Dal primo giorno, da quando venne ritrovato il corpo del fratello riverso nella sua auto all’entrata di casa, manda indietro le lacrime e spinge avanti la determinazione, quella di riuscire a garantirgli giustizia. E se Francesco Pagliuso con la sua morte è la rappresentazione plastica dei valori e delle prassi della ‘ndrangheta più bruta e arcaica, il tessuto sociale o, semplicemente, umano, anziché ribellarsi, si sfoga la sorella, avrebbe preferito la strada del silenzio.
Le sue parole sono come pietre, ma anche come monito a chi pensa che far finta di nulla o girarsi dall’altro lato possa servire a cancellare quel cancro che divora la nostra terra. «Mi amareggia tanto dopo cinque anni essere considerata “un diversamente umano”. Io sono, invece, un essere umano sano e ogni essere umano sano non può accettare che qualcuno gli imponga il silenzio. Davanti a cattiverie di questo tipo bisogna alzare la testa, bisogna andare avanti, bisogna combattere e lo dice chi la guerra l'ha persa».

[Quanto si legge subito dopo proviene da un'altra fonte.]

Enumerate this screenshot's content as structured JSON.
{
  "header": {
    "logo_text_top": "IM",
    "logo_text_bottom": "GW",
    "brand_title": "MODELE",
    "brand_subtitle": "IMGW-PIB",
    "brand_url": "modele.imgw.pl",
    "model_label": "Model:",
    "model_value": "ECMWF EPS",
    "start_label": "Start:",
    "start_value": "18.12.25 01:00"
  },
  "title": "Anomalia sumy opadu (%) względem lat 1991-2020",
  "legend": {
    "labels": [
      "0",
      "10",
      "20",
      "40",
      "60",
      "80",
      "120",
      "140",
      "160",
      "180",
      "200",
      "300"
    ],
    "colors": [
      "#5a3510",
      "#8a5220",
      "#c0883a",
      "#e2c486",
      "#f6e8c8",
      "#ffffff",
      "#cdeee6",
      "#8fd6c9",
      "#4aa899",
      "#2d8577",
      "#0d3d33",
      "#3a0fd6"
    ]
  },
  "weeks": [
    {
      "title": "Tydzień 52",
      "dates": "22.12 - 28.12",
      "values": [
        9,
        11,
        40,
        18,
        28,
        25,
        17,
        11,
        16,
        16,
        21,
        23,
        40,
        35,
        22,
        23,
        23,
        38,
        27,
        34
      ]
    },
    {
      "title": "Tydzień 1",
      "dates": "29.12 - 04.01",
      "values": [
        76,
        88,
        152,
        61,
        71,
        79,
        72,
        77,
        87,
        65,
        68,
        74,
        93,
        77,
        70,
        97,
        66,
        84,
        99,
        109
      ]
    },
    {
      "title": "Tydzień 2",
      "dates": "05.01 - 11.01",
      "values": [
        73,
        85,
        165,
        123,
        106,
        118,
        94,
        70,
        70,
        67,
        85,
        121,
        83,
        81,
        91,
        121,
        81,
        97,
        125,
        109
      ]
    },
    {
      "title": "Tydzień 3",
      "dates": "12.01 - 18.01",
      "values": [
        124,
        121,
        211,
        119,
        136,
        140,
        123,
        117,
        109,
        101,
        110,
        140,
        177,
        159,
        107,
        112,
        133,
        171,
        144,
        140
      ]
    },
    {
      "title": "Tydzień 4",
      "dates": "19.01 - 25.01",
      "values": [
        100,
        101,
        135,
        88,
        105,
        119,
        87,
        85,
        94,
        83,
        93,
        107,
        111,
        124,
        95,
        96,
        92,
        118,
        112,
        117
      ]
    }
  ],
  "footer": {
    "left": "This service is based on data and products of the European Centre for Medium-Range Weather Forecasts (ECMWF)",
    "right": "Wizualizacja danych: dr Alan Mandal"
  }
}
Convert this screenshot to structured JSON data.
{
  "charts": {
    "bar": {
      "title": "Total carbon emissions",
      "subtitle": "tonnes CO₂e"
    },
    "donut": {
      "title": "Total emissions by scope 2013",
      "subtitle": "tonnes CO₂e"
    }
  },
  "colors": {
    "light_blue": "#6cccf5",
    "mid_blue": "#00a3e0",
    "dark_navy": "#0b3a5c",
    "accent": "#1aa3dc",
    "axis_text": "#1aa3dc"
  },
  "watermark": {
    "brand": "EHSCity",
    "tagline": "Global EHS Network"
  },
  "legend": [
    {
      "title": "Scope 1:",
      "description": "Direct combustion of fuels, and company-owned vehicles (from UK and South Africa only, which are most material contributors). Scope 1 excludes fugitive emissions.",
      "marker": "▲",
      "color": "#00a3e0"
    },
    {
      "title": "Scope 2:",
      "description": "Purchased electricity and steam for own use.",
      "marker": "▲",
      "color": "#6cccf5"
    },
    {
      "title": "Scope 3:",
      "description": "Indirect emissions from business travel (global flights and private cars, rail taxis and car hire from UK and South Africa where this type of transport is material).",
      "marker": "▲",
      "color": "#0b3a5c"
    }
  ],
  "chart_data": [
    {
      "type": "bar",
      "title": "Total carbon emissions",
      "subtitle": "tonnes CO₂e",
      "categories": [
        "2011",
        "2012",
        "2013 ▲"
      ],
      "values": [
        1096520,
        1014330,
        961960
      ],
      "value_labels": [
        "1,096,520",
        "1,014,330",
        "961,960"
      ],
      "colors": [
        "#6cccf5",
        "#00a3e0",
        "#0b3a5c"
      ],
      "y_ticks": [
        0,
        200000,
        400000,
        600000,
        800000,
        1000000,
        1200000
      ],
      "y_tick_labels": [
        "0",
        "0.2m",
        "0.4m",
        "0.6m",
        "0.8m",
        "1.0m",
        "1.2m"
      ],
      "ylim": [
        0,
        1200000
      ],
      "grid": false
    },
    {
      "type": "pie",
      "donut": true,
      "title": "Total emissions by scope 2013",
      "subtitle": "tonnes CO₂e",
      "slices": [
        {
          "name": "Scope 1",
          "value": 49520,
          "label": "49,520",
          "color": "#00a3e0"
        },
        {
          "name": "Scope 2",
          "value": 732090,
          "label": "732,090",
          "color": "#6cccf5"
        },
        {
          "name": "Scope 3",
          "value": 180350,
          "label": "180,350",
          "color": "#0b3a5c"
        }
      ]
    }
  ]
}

«Io ho perso la guerra certamente – aggiunge - perché ho perso la persona a me cara nella vita, ho perso mio fratello. Per quante battaglie io potrò combattere purtroppo non tornerà, ma comunque le battaglie vanno combattute e la verità va sempre cercata. Io non ho mai avuto paura della verità sulla storia di mio fratello e, quindi, ho combattuto e continuerò a combattere fino a che avrò la forza per farlo. Soltanto chi ha paura della verità non combatte, abbassa la testa, fa finta di nulla, evita di salutarti, abbassa la testa o ti sorride nascondendosi nella speranza che qualcun altro non l'abbia visto».
«Spero – ammette Antonella Pagliuso - che tutto questo nel tempo cambi, io ho combattuto da sola ma mi auguro che le battaglie come la mia servano da esempio affinché gli altri riescano a sorridere a persone diversamente umane come noi».
Per l'accusa formulata dalla Dda sia Pino che Luciano Scalise, "quali capi dell'omonima cosca ed in qualità di mandanti” avrebbero commissionato l’omicidio di Francesco Pagliuso a Marco Gallo perché lo ritenevano responsabile di aver agevolato e favorito il capo della cosca rivale Domenico Mezzatesta, sia nel processo che nella latitanza. Gli Scalise sono stati condannati all’ergastolo, mentre per Marco Gallo il processo è in corso. Così come sarà sempre in corso per Antonella la ricerca di qualcosa che possa lenire il dolore e giustificare quanto accaduto.